Fortuitous Correlations in Molecular Dynamics Simulations: Their Harmful Influence on the Probability Distributions of the Main Principal Components

ACS Omega. 2024 Apr 23;9(18):20488-20501. doi: 10.1021/acsomega.4c01515. eCollection 2024 May 7.

Abstract

Nonsense correlations frequently develop between independent random variables that evolve with time. Therefore, it is not surprising that they appear between the components of vectors carrying out multidimensional random walks, such as those describing the trajectories of biomolecules in molecular dynamics simulations. The existence of these correlations does not imply in itself a problem. Still, it can present a problem when the trajectories are analyzed with an algorithm such as the Principal Component Analysis (PCA) because it seeks to maximize correlations without discriminating whether they have physical origin or not.
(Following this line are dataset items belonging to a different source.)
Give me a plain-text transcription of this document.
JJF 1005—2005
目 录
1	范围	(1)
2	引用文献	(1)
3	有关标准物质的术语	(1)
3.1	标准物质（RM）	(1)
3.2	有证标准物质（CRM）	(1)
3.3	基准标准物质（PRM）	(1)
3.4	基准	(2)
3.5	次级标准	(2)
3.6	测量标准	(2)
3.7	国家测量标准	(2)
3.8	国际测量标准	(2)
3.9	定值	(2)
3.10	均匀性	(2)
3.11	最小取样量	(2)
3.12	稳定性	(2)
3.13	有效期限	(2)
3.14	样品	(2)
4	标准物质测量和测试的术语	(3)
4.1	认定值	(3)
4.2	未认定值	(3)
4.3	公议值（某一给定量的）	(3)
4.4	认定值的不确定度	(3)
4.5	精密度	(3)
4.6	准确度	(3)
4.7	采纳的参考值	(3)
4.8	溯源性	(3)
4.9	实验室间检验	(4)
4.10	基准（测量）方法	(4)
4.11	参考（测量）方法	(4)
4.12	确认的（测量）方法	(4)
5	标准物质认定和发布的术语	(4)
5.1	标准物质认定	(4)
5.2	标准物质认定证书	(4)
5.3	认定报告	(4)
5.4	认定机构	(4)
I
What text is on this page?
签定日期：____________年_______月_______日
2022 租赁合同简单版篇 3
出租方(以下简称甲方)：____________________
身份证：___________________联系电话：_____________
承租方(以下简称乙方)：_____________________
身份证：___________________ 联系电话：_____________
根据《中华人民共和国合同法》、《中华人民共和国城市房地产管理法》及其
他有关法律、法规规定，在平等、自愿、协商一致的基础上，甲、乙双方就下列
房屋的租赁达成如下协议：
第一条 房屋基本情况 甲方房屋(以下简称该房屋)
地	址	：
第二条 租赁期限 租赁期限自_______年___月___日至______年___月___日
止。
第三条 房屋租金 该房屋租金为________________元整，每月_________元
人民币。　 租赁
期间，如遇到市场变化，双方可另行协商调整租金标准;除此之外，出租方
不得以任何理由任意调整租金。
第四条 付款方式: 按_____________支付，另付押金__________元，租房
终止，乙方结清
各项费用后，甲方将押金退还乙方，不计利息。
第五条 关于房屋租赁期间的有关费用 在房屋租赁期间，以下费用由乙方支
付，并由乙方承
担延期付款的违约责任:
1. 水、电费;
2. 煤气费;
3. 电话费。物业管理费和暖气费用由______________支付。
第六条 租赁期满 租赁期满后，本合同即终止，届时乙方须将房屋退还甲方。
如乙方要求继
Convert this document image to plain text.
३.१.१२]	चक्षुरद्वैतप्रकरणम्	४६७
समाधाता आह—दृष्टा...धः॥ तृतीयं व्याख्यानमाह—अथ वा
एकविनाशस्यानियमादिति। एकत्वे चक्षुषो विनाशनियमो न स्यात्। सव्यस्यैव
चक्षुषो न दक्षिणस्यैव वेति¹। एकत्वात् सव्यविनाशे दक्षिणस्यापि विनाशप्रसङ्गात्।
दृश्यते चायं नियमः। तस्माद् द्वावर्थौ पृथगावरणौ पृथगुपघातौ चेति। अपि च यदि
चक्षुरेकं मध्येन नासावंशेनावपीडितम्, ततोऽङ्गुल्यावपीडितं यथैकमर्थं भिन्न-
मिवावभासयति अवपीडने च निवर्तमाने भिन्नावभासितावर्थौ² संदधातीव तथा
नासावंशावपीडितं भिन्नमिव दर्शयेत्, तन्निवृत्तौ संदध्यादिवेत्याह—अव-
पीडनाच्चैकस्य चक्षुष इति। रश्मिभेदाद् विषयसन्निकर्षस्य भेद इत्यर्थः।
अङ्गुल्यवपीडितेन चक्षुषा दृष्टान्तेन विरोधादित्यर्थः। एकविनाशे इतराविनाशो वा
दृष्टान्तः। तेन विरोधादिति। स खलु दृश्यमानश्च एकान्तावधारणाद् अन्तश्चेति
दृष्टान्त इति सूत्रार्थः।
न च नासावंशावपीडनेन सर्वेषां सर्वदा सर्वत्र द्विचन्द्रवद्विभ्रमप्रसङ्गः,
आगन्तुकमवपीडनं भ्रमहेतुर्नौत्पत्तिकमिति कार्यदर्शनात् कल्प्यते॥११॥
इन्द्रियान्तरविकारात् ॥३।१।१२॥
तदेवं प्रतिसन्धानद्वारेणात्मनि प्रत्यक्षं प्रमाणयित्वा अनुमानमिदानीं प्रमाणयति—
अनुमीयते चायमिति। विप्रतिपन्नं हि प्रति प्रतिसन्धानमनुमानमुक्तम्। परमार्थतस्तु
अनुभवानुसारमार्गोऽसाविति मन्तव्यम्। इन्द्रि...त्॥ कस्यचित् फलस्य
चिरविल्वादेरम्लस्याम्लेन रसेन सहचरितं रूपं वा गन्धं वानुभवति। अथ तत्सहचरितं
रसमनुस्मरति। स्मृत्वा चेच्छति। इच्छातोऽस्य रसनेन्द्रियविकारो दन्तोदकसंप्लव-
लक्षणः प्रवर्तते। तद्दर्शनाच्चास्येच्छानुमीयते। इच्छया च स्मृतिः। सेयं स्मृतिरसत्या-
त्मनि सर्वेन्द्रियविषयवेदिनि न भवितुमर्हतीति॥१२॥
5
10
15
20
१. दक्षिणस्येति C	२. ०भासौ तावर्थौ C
In this Article, we employ random walks occurring on multidimensional harmonic potentials to evaluate the influence of fortuitous correlations in PCA. We demonstrate that, because of them, this algorithm affords misleading results when applied to a single trajectory. The errors do not only affect the directions of the first eigenvectors and their eigenvalues, but the very definition of the molecule's "essential space" may be wrong. Additionally, the main principal component's probability distributions present artificial structures which do not correspond with the shape of the potential energy surface. Finally, we show that the PCA of two realistic protein models, human serum albumin and lysozyme, behave similarly to the simple harmonic models. In all cases, the problems can be mitigated and eventually eliminated by doing PCA on concatenated trajectories formed from a large enough number of individual simulations.